En 1974 publicó su primera novela, La renuncia del héroe Baltasar. Su segunda La noche oscura del Niño Avilés, aparece en 1984 y fue publicada en francés por Ediciones Belfond bajo el título Chronique de la Nouvelle Venise (1991). El libro de relatos Cortejos fúnebres es de 1997. En 1986 recibe la Beca Guggenheim de Literatura. Con la novela Cartagena fue primer finalista del Premio Planeta-Joaquín Mortiz 1992. Publica El camino de Yyaloide, ed. Grijalbo, 1994. En 1995 gana el Concurso Internacional de Novela Francisco Herrera Luque con Sol de medianoche, también galardonada con el Premio Bolívar Pagán del Instituto de Literatura de Puerto Rico en 2001. El entierro de Cortijo fue traducido al inglés en 2004 por Duke University Press con el título Cortijo’s Wake, y en 1991 al francés por Éditions L’Harmattan con el título L’enterrement de Cortijo. En 1997 la editorial Four Walls Eight Windows de Nueva York publicó la traducción al inglés de La renuncia del héroe Baltasar (The Renunciation). Bajo el título San Juan, Memoir of a City. En 2007 The University of Wisconsin Press publicó la traducción al inglés de su guía literaria de San Juan: San Juan, Ciudad Soñada. Su novela Mujer con sombrero panamá, 2004, ed. Mondadori en 2004, fue premiada por el Instituto de Literatura Puertorriqueña. Sus más recientes creaciones novelísticas son: El espíritu de la luz (San Juan: Editorial, Universidad de Puerto Rico, 2010) y La piscina (Buenos Aires: Corregidor, 2012).

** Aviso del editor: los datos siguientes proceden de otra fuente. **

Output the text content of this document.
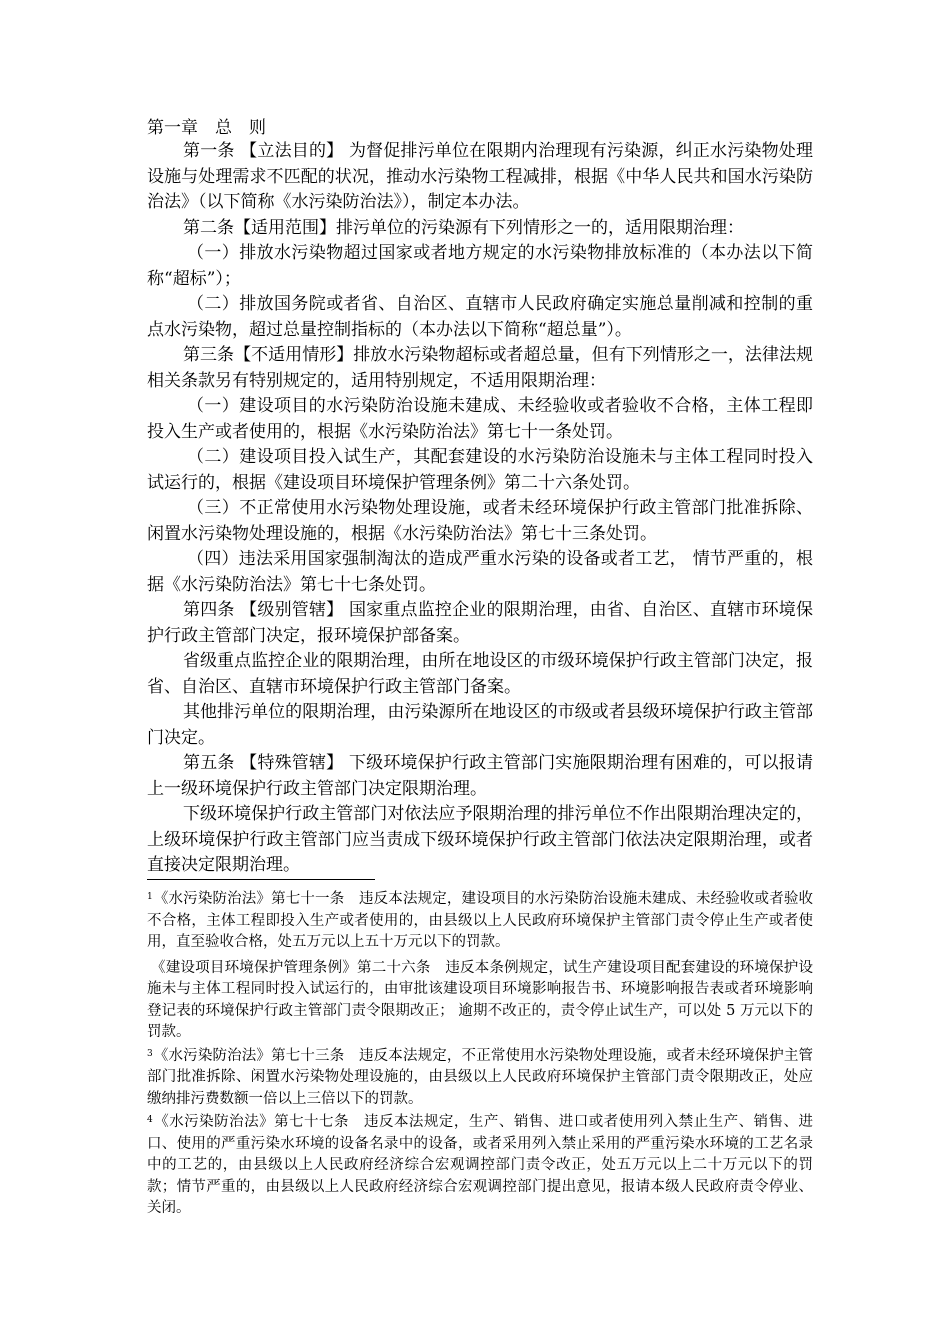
第一章　总　则

第一条 【立法目的】 为督促排污单位在限期内治理现有污染源，纠正水污染物处理设施与处理需求不匹配的状况，推动水污染物工程减排，根据《中华人民共和国水污染防治法》（以下简称《水污染防治法》），制定本办法。

第二条【适用范围】排污单位的污染源有下列情形之一的，适用限期治理：

（一）排放水污染物超过国家或者地方规定的水污染物排放标准的（本办法以下简称“超标”）；

（二）排放国务院或者省、自治区、直辖市人民政府确定实施总量削减和控制的重点水污染物，超过总量控制指标的（本办法以下简称“超总量”）。

第三条【不适用情形】排放水污染物超标或者超总量，但有下列情形之一，法律法规相关条款另有特别规定的，适用特别规定，不适用限期治理：

（一）建设项目的水污染防治设施未建成、未经验收或者验收不合格，主体工程即投入生产或者使用的，根据《水污染防治法》第七十一条处罚。

（二）建设项目投入试生产，其配套建设的水污染防治设施未与主体工程同时投入试运行的，根据《建设项目环境保护管理条例》第二十六条处罚。

（三）不正常使用水污染物处理设施，或者未经环境保护行政主管部门批准拆除、闲置水污染物处理设施的，根据《水污染防治法》第七十三条处罚。

（四）违法采用国家强制淘汰的造成严重水污染的设备或者工艺， 情节严重的，根据《水污染防治法》第七十七条处罚。

第四条 【级别管辖】 国家重点监控企业的限期治理，由省、自治区、直辖市环境保护行政主管部门决定，报环境保护部备案。

省级重点监控企业的限期治理，由所在地设区的市级环境保护行政主管部门决定，报省、自治区、直辖市环境保护行政主管部门备案。

其他排污单位的限期治理，由污染源所在地设区的市级或者县级环境保护行政主管部门决定。

第五条 【特殊管辖】 下级环境保护行政主管部门实施限期治理有困难的，可以报请上一级环境保护行政主管部门决定限期治理。

下级环境保护行政主管部门对依法应予限期治理的排污单位不作出限期治理决定的，上级环境保护行政主管部门应当责成下级环境保护行政主管部门依法决定限期治理，或者直接决定限期治理。

$^1$《水污染防治法》第七十一条　违反本法规定，建设项目的水污染防治设施未建成、未经验收或者验收不合格，主体工程即投入生产或者使用的，由县级以上人民政府环境保护主管部门责令停止生产或者使用，直至验收合格，处五万元以上五十万元以下的罚款。

《建设项目环境保护管理条例》第二十六条　违反本条例规定，试生产建设项目配套建设的环境保护设施未与主体工程同时投入试运行的，由审批该建设项目环境影响报告书、环境影响报告表或者环境影响登记表的环境保护行政主管部门责令限期改正； 逾期不改正的，责令停止试生产，可以处 5 万元以下的罚款。

$^3$《水污染防治法》第七十三条　违反本法规定，不正常使用水污染物处理设施，或者未经环境保护主管部门批准拆除、闲置水污染物处理设施的，由县级以上人民政府环境保护主管部门责令限期改正，处应缴纳排污费数额一倍以上三倍以下的罚款。

$^4$《水污染防治法》第七十七条　违反本法规定，生产、销售、进口或者使用列入禁止生产、销售、进口、使用的严重污染水环境的设备名录中的设备，或者采用列入禁止采用的严重污染水环境的工艺名录中的工艺的，由县级以上人民政府经济综合宏观调控部门责令改正，处五万元以上二十万元以下的罚款；情节严重的，由县级以上人民政府经济综合宏观调控部门提出意见，报请本级人民政府责令停业、关闭。
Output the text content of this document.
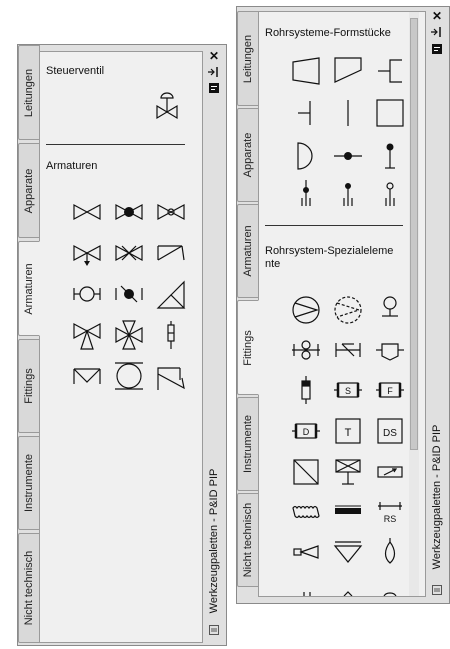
Leitungen
Apparate
Armaturen
Fittings
Instrumente
Nicht technisch
Steuerventil
Armaturen
✕
Werkzeugpaletten - P&ID PIP
Leitungen
Apparate
Armaturen
Fittings
Instrumente
Nicht technisch
Rohrsysteme-Formstücke
Rohrsystem-Spezialeleme
nte
S	F
D	T	DS
RS
✕
Werkzeugpaletten - P&ID PIP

Además, ha publicado los siguientes libros de crónicas y ensayos: Las tribulaciones de Jonás, 1981; El entierro de Cortijo, 1983; Una noche con Iris Chacón, 1986; Campeche o los diablejos de la melancolía, 1986; Puertorriqueños, 1988; El cruce de la Bahía de Guánica, 1989; Cámara secreta, 1994; Peloteros, 1997; Elogio de la fonda, 2000; Caribeños, 2002; Mapa de una pasión literaria, 2003; Musarañas de domingo, 2004; y San Juan, Ciudad Soñada, 2005. En 2009 publica con Beatriz Viterbo de Argentina la Antología Personal de crónicas La nave del olvido. Para 2012 publica el libro de ensayos Mapa desfigurado de la Literatura Antillana, ed.Callejón.